Por último, y quizá lo primero que me surgió en oración, a Jesús lo encontramos y mostramos cuando compartimos la propia experiencia de encuentro y seguimiento, y cuando, como comunidad, somos memoria del paso de Dios por la vida de los demás compañeros de camino, queriendo encender el fuego primero, sobre todo cuando éste, en Jerusalén y en clima de fría hostilidad, tiende a entibiarse.

Felipe y Andrés, son los dos primeros discípulos en el evangelio de Juan, a quienes Jesús les dijo “Vengan y vean”, y que recordaban hasta la hora del encuentro. Hoy, nuevamente aparecen ellos dos. Ahora son otros los que también quieren ver a Jesús, pero el clima es totalmente otro, ya no de esperanzas y fiesta, sino de enemistad, cruz y rechazo. 

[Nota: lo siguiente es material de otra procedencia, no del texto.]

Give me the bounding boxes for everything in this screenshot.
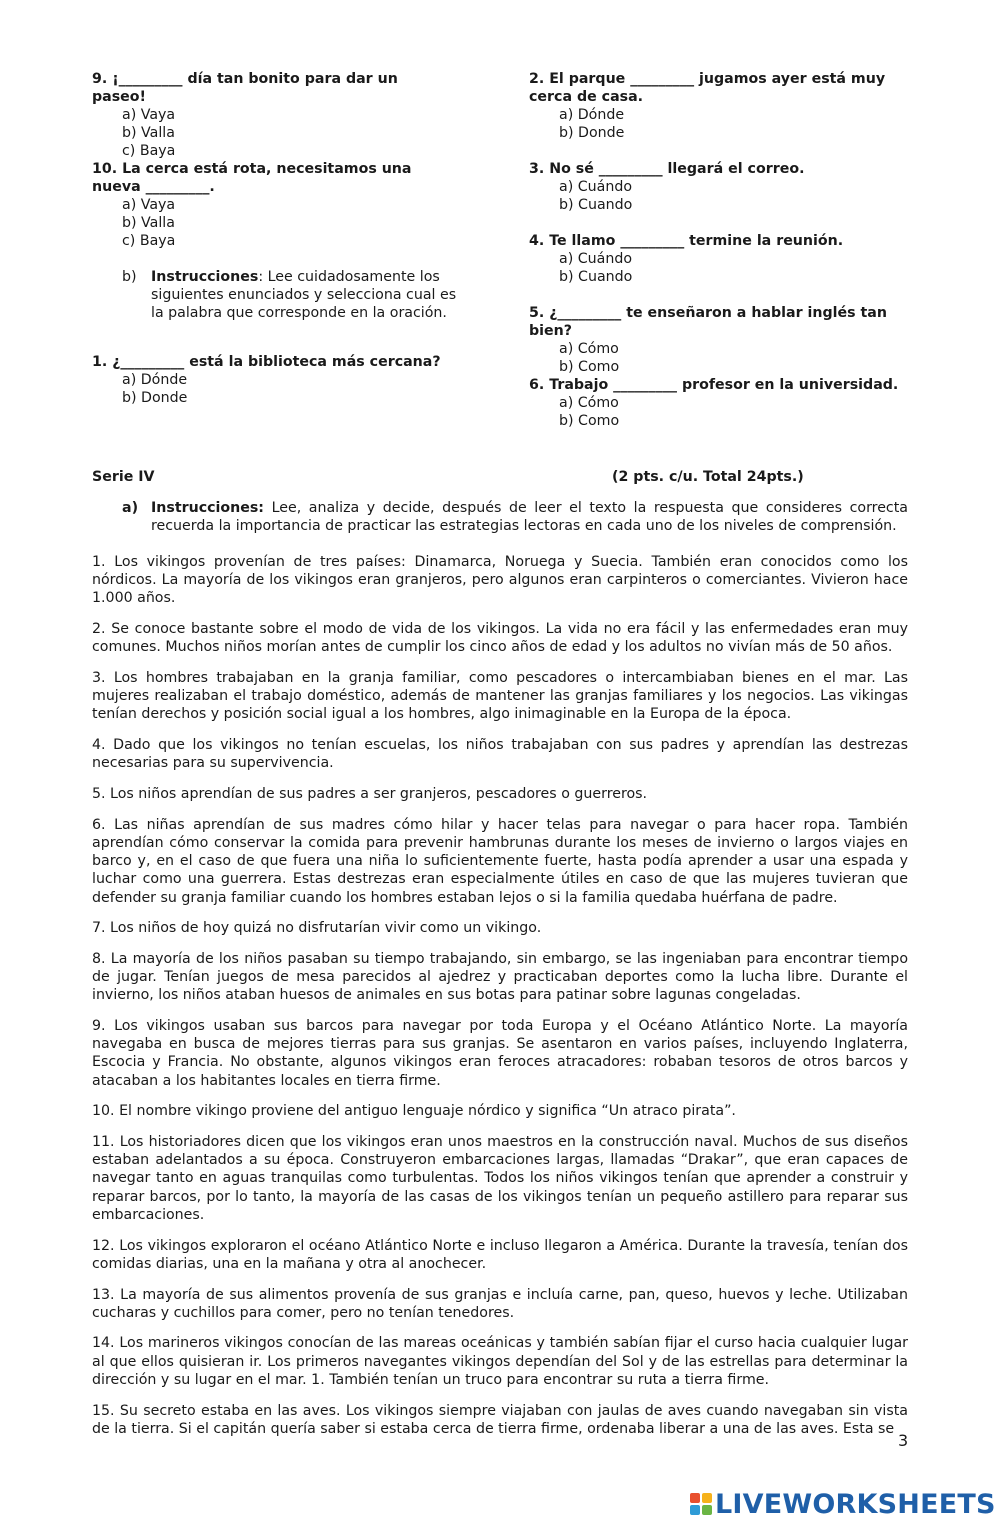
question-2 (529, 70, 911, 142)
instructions-b-title: Instrucciones (151, 269, 259, 285)
answer-option[interactable]: a) Cuándo (559, 251, 633, 267)
serie-points: (2 pts. c/u. Total 24pts.) (612, 469, 804, 485)
logo-square (702, 1505, 712, 1515)
question-stem: 3. No sé _________ llegará el correo. (529, 161, 805, 177)
question-stem: 9. ¡_________ día tan bonito para dar un paseo! (92, 71, 398, 105)
answer-option[interactable]: a) Dónde (559, 107, 625, 123)
answer-option[interactable]: b) Valla (122, 215, 175, 231)
instructions-a-text: Lee, analiza y decide, después de leer el texto la respuesta que consideres correcta recuerda la importancia de practicar las estrategias lectoras en cada uno de los niveles de comprensión. (151, 500, 908, 534)
reading-passage (92, 553, 908, 1450)
answer-option[interactable]: c) Baya (122, 233, 176, 249)
question-stem: 4. Te llamo _________ termine la reunión. (529, 233, 844, 249)
question-stem: 1. ¿_________ está la biblioteca más cercana? (92, 354, 441, 370)
answer-option[interactable]: a) Cuándo (559, 179, 633, 195)
page-number: 3 (898, 1431, 909, 1450)
answer-option[interactable]: b) Cuando (559, 197, 633, 213)
answer-option[interactable]: a) Cómo (559, 341, 619, 357)
passage-paragraph-2: 2. Se conoce bastante sobre el modo de vida de los vikingos. La vida no era fácil y las enfermedades eran muy comunes. Muchos niños morían antes de cumplir los cinco años de edad y los adultos no vivían más de 50 años. (92, 621, 908, 656)
instructions-a (122, 499, 908, 535)
question-3 (529, 160, 911, 214)
passage-paragraph-1: 1. Los vikingos provenían de tres países: Dinamarca, Noruega y Suecia. También eran conocidos como los nórdicos. La mayoría de los vikingos eran granjeros, pero algunos eran carpinteros o comerciantes. Vivieron hace 1.000 años. (92, 554, 908, 607)
answer-option[interactable]: b) Como (559, 413, 620, 429)
passage-paragraph-7: 7. Los niños de hoy quizá no disfrutarían vivir como un vikingo. (92, 920, 542, 937)
answer-option[interactable]: a) Vaya (122, 107, 176, 123)
passage-paragraph-13: 13. La mayoría de sus alimentos provenía de sus granjas e incluía carne, pan, queso, huevos y leche. Utilizaban cucharas y cuchillos para comer, pero no tenían tenedores. (92, 1286, 908, 1321)
instructions-b (122, 268, 472, 322)
liveworksheets-brand (690, 1489, 996, 1519)
logo-square (690, 1505, 700, 1515)
brand-name: LIVEWORKSHEETS (715, 1488, 996, 1520)
passage-paragraph-4: 4. Dado que los vikingos no tenían escuelas, los niños trabajaban con sus padres y aprendían las destrezas necesarias para su supervivencia. (92, 737, 908, 772)
answer-option[interactable]: b) Como (559, 359, 620, 375)
question-9 (92, 70, 442, 160)
logo-square (702, 1493, 712, 1503)
question-5 (529, 304, 929, 376)
answer-option[interactable]: a) Vaya (122, 197, 176, 213)
instructions-a-title: Instrucciones: (151, 500, 264, 516)
answer-option[interactable]: b) Donde (122, 390, 188, 406)
answer-option[interactable]: b) Valla (122, 125, 175, 141)
passage-paragraph-8: 8. La mayoría de los niños pasaban su tiempo trabajando, sin embargo, se las ingeniaban para encontrar tiempo de jugar. Tenían juegos de mesa parecidos al ajedrez y practicaban deportes como la lucha libre. Durante el invierno, los niños ataban huesos de animales en sus botas para patinar sobre lagunas congeladas. (92, 950, 908, 1004)
serie-title: Serie IV (92, 469, 155, 485)
passage-paragraph-9: 9. Los vikingos usaban sus barcos para navegar por toda Europa y el Océano Atlántico Norte. La mayoría navegaba en busca de mejores tierras para sus granjas. Se asentaron en varios países, incluyendo Inglaterra, Escocia y Francia. No obstante, algunos vikingos eran feroces atracadores: robaban tesoros de otros barcos y atacaban a los habitantes locales en tierra firme. (92, 1018, 908, 1089)
question-stem: 6. Trabajo _________ profesor en la universidad. (529, 377, 899, 393)
passage-paragraph-12: 12. Los vikingos exploraron el océano Atlántico Norte e incluso llegaron a América. Durante la travesía, tenían dos comidas diarias, una en la mañana y otra al anochecer. (92, 1237, 908, 1272)
instructions-b-label: b) (122, 269, 137, 285)
passage-paragraph-3: 3. Los hombres trabajaban en la granja familiar, como pescadores o intercambiaban bienes en el mar. Las mujeres realizaban el trabajo doméstico, además de mantener las granjas familiares y los negocios. Las vikingas tenían derechos y posición social igual a los hombres, algo inimaginable en la Europa de la época. (92, 670, 908, 723)
passage-paragraph-11: 11. Los historiadores dicen que los vikingos eran unos maestros en la construcción naval. Muchos de sus diseños estaban adelantados a su época. Construyeron embarcaciones largas, llamadas “Drakar”, que eran capaces de navegar tanto en aguas tranquilas como turbulentas. Todos los niños vikingos tenían que aprender a construir y reparar barcos, por lo tanto, la mayoría de las casas de los vikingos tenían un pequeño astillero para reparar sus embarcaciones. (92, 1134, 908, 1223)
answer-option[interactable]: b) Cuando (559, 269, 633, 285)
instructions-a-label: a) (122, 500, 139, 516)
question-10 (92, 160, 442, 250)
logo-square (690, 1493, 700, 1503)
passage-paragraph-14: 14. Los marineros vikingos conocían de las mareas oceánicas y también sabían fijar el curso hacia cualquier lugar al que ellos quisieran ir. Los primeros navegantes vikingos dependían del Sol y de las estrellas para determinar la dirección y su lugar en el mar. 1. También tenían un truco para encontrar su ruta a tierra firme. (92, 1335, 908, 1388)
answer-option[interactable]: a) Cómo (559, 395, 619, 411)
question-stem: 5. ¿_________ te enseñaron a hablar inglés tan bien? (529, 305, 887, 339)
passage-paragraph-15: 15. Su secreto estaba en las aves. Los vikingos siempre viajaban con jaulas de aves cuando navegaban sin vista de la tierra. Si el capitán quería saber si estaba cerca de tierra firme, ordenaba liberar a una de las aves. Esta se (92, 1402, 908, 1437)
question-1 (92, 353, 472, 407)
passage-paragraph-6: 6. Las niñas aprendían de sus madres cómo hilar y hacer telas para navegar o para hacer ropa. También aprendían cómo conservar la comida para prevenir hambrunas durante los meses de invierno o largos viajes en barco y, en el caso de que fuera una niña lo suficientemente fuerte, hasta podía aprender a usar una espada y luchar como una guerrera. Estas destrezas eran especialmente útiles en caso de que las mujeres tuvieran que defender su granja familiar cuando los hombres estaban lejos o si la familia quedaba huérfana de padre. (92, 816, 908, 906)
answer-option[interactable]: b) Donde (559, 125, 625, 141)
answer-option[interactable]: c) Baya (122, 143, 176, 159)
passage-paragraph-10: 10. El nombre vikingo proviene del antiguo lenguaje nórdico y significa “Un atraco pirata”. (92, 1103, 736, 1120)
question-4 (529, 232, 911, 286)
instructions-b-text: : Lee cuidadosamente los siguientes enunciados y selecciona cual es la palabra que corresponde en la oración. (151, 269, 457, 321)
answer-option[interactable]: a) Dónde (122, 372, 188, 388)
liveworksheets-logo-icon (690, 1493, 712, 1515)
question-stem: 2. El parque _________ jugamos ayer está muy cerca de casa. (529, 71, 886, 105)
question-stem: 10. La cerca está rota, necesitamos una nueva _________. (92, 161, 412, 195)
passage-paragraph-5: 5. Los niños aprendían de sus padres a ser granjeros, pescadores o guerreros. (92, 786, 648, 803)
question-6 (529, 376, 911, 430)
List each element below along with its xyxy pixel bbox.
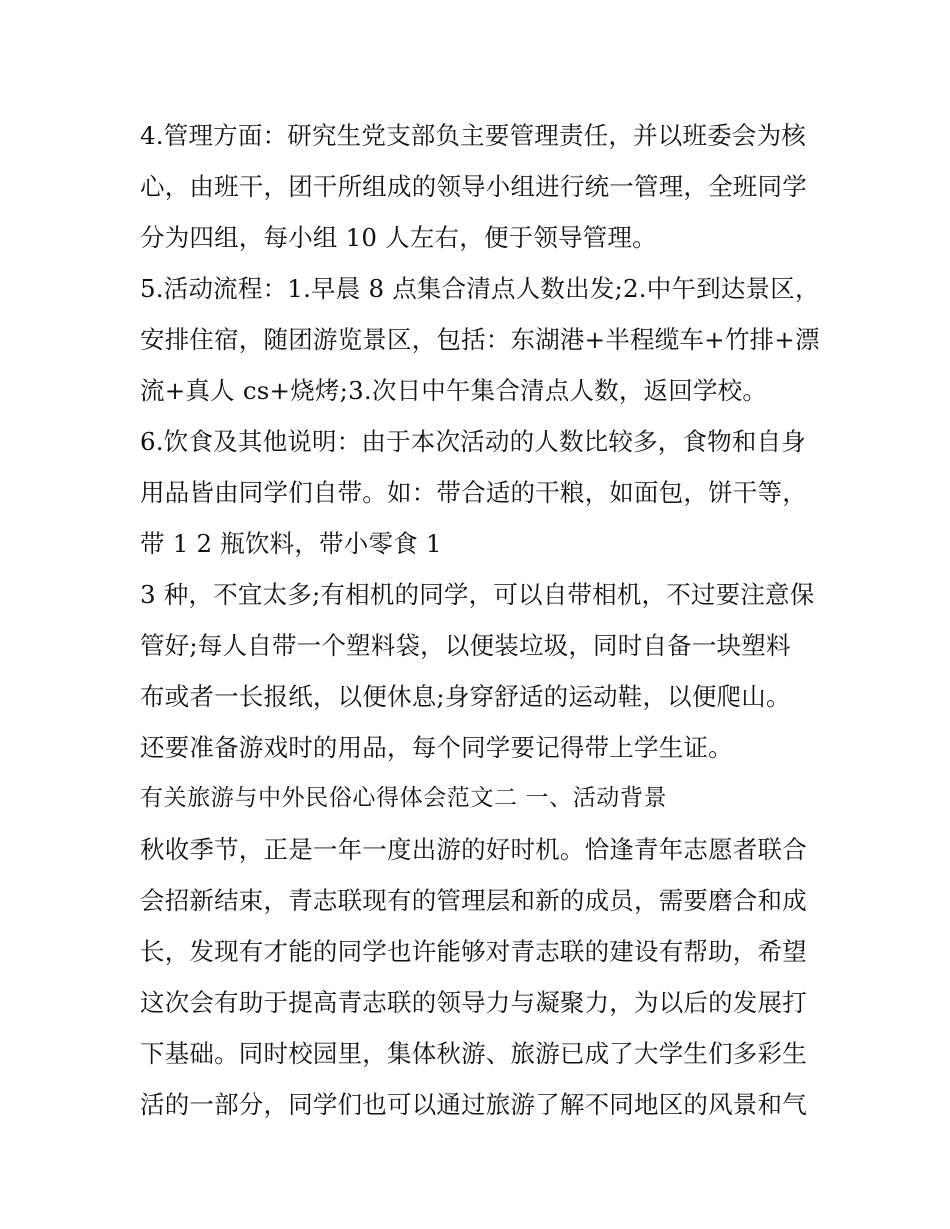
text-line: 6.饮食及其他说明：由于本次活动的人数比较多，食物和自身 xyxy=(140,427,806,456)
text-line: 秋收季节，正是一年一度出游的好时机。恰逢青年志愿者联合 xyxy=(140,835,807,864)
text-line: 带 1 2 瓶饮料，带小零食 1 xyxy=(140,529,442,558)
text-line: 还要准备游戏时的用品，每个同学要记得带上学生证。 xyxy=(140,733,733,762)
text-line: 4.管理方面：研究生党支部负主要管理责任，并以班委会为核 xyxy=(140,121,806,150)
text-line: 这次会有助于提高青志联的领导力与凝聚力，为以后的发展打 xyxy=(140,988,807,1017)
text-line: 管好;每人自带一个塑料袋，以便装垃圾，同时自备一块塑料 xyxy=(140,631,791,660)
text-line: 5.活动流程：1.早晨 8 点集合清点人数出发;2.中午到达景区， xyxy=(140,274,820,303)
text-line: 分为四组，每小组 10 人左右，便于领导管理。 xyxy=(140,223,657,252)
text-line: 安排住宿，随团游览景区，包括：东湖港+半程缆车+竹排+漂 xyxy=(140,325,820,354)
text-line: 用品皆由同学们自带。如：带合适的干粮，如面包，饼干等， xyxy=(140,478,807,507)
text-line: 流+真人 cs+烧烤;3.次日中午集合清点人数，返回学校。 xyxy=(140,376,768,405)
text-line: 布或者一长报纸，以便休息;身穿舒适的运动鞋，以便爬山。 xyxy=(140,682,791,711)
text-line: 心，由班干，团干所组成的领导小组进行统一管理，全班同学 xyxy=(140,172,807,201)
text-line: 活的一部分，同学们也可以通过旅游了解不同地区的风景和气 xyxy=(140,1090,807,1119)
section-heading: 有关旅游与中外民俗心得体会范文二 一、活动背景 xyxy=(140,785,668,811)
document-body xyxy=(140,110,820,1130)
text-line: 下基础。同时校园里，集体秋游、旅游已成了大学生们多彩生 xyxy=(140,1039,807,1068)
text-line: 会招新结束，青志联现有的管理层和新的成员，需要磨合和成 xyxy=(140,886,807,915)
text-line: 长，发现有才能的同学也许能够对青志联的建设有帮助，希望 xyxy=(140,937,807,966)
text-line: 3 种，不宜太多;有相机的同学，可以自带相机，不过要注意保 xyxy=(140,580,815,609)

Felipe busca a aquel compañero de sueños y búsqueda, con el que compartía las ansias de Dios, el querer ver a Jesús, y ambos van otra vez como aquella tarde hacia Él, quizá haciendo memoria de ese encuentro imborrable y decisivo. Recurre al compañero de los inicios, del encuentro que lo cambió todo, al testigo de los sueños e ideales iniciales, otrora tan claros, pero también testigo de la propia experiencia de Dios a lo largo del camino. 

¡Qué hermoso es ser una comunidad memoriosa del fuego del comienzo! Sobre todo en Jerusalén a unos pocos días de la entrega en cruz y la dispersión. Cuando llegan las horas más oscuras, que podamos recordarnos unos a otros el para qué estamos y hacia quién vamos. Sólo en Jesús saciamos nuestra sed de sentido, y así, memoriosos, nos comprometemos acercar otros sedientos a Él.